GB holding camp: These Games are the biggest gamble sport will ever face
Worries over betting syndicates, drug cheats and rings of security – but little sense of fun
Sunday 03 August 2008
Gambling is seen as almost as much of a threat to the Beijing Olympics as drugs and demonstrations by an International Olympic Committee deeply concerned that betting gangs, so active in this part of the world, may try to manipulate certain results in the Games, as they have in sports such as cricket, football and tennis.
Officially, all bets are off when the Games begin on Friday, which makes it ironic that much of Britain's final countdown to the most lavish sporting event ever witnessed is being undertaken in the Orient's answer to Las Vegas. Macau is a round-the-clock gambling resort just a hop, step and jump across the China Sea from Hong Kong. Once a Portuguese-run playground of the rich and infamous, it is now, like Hong Kong, back in Chinese hands, but the hands which matter are those which spin the roulette wheels and deal cards at blackjack tables.
As it happens, gambling is very much a relevant theme for these Games. Britain are gambling that they can achieve the target set by the Government-backed funding body UK Sport of an eighth-place finish, with 35 medals including a dozen gold. This would be the best result since 1920 and justify the £235 million invested in preparations over the past four years.
These have culminated in the £1m it has cost the British Olympic Association to set up a base in Macau, where 15 sports are utilising state-of-the-art facilities paid for from casino profits. The likelihood is that the Brits can win most of their medals by simply not getting off their backsides – on bikes, in boats and on horseback.
Even the British Government are gambling that a golden windfall in Beijing will divert concerns about just how much it will eventually cost to put on even half as good a show four years hence, with China having already spent more than double London's £9.3bn budget on theirs without even a raised eyebrow.
Not that the Chinese aren't gambling too. Currently their biggest gamble is whetherthe cloying pollution which threatens to relabel these the Smog Games can be lifted to let everyone breathe easily.
As for the IOC, they will be gambling that there will not be a major drugs bust à la Ben Johnson that will further tarnish the ideals of Baron de Coubertin and leave more lips curled in cynicism. And there will be a starting line-up of potential cheats gambling that they will not get caught under the stringent new blanket testing system.

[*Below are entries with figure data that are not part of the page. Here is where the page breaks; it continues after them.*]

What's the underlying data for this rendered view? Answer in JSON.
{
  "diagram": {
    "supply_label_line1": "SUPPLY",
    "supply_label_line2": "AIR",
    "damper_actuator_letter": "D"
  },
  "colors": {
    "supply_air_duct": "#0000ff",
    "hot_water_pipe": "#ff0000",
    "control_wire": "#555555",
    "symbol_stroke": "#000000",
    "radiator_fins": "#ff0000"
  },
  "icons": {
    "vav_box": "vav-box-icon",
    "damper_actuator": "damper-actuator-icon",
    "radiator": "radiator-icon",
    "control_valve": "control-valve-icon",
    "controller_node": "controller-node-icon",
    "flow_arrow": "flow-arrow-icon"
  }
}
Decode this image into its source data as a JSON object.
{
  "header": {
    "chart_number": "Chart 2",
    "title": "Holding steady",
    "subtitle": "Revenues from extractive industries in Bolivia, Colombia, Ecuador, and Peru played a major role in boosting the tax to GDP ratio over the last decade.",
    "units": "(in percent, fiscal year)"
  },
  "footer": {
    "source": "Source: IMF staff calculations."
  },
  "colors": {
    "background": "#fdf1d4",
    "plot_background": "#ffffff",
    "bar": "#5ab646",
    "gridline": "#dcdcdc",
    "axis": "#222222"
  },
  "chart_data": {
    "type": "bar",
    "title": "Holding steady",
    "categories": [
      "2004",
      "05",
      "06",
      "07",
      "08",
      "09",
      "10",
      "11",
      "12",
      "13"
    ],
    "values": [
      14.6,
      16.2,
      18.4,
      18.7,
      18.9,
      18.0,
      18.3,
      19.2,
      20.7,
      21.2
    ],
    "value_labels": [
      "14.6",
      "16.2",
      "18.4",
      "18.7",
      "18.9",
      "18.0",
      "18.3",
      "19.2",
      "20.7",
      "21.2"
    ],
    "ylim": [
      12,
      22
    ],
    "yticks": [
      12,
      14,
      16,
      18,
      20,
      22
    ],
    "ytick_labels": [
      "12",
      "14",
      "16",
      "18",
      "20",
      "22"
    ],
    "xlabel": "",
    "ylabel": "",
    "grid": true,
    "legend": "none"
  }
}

But at least the Macau-based British contingent are not actually gambling. Their beautiful beach resort is 15 minutes away from the neon-lit nightlife and myriad casino hotels – one of which has a Venetian-style canal running through it and a packed gaming floor the size of three football pitches. A boot camp it isn't, but perhaps a luxurious touch of R & R might give the assorted gymnasts, boxers, hockey players and athletes a psychological lift as they put the finishing touches to their training before flying three hours north to Beijing.
Paula Radcliffe arrives to join them today with the odds seemingly stacked against her race against time to get fit. For the rest it has been a valuable opportunity to overcome the seven-hour time difference, to alleviate the odd ache and pain and get in shape. "When we get to Beijing we'll be fired up and ready to go," says boxing hope Frankie Gavin, one of the weight-watchers whose eyes have been more on the salad bowl than dim sum.
When they arrive in Beijing they will encounter three separate rings of security surrounding Olympic City. Those of us covering the Games know the Chinese authorities will be watching every move we make and reading every word we write.
Photographers snapping any unauthorised demos and journalists attempting to tap into banned websites will risk being arrested for an offence described as "disturbing social order", the penalty for which is a year in a labour camp for "re-education" without even a court hearing. Human rights? Even many IOC members privately admit they have gambled and lost on that issue. The Games slogan is One World, One Dream, but come 25 August the probability is that China will still be living in a world of its own and will have achieved its dream of winning more medals than any other nation.
You don't need to be pulling a slot machine here to appreciate that Beijing 2008 is the biggest gamble sport will face. These Games will be the most expansive, expensive, extravagant and surely the most politically vexed of the 11 that I have attended. They will also be successful. Just don't bet on them being fun.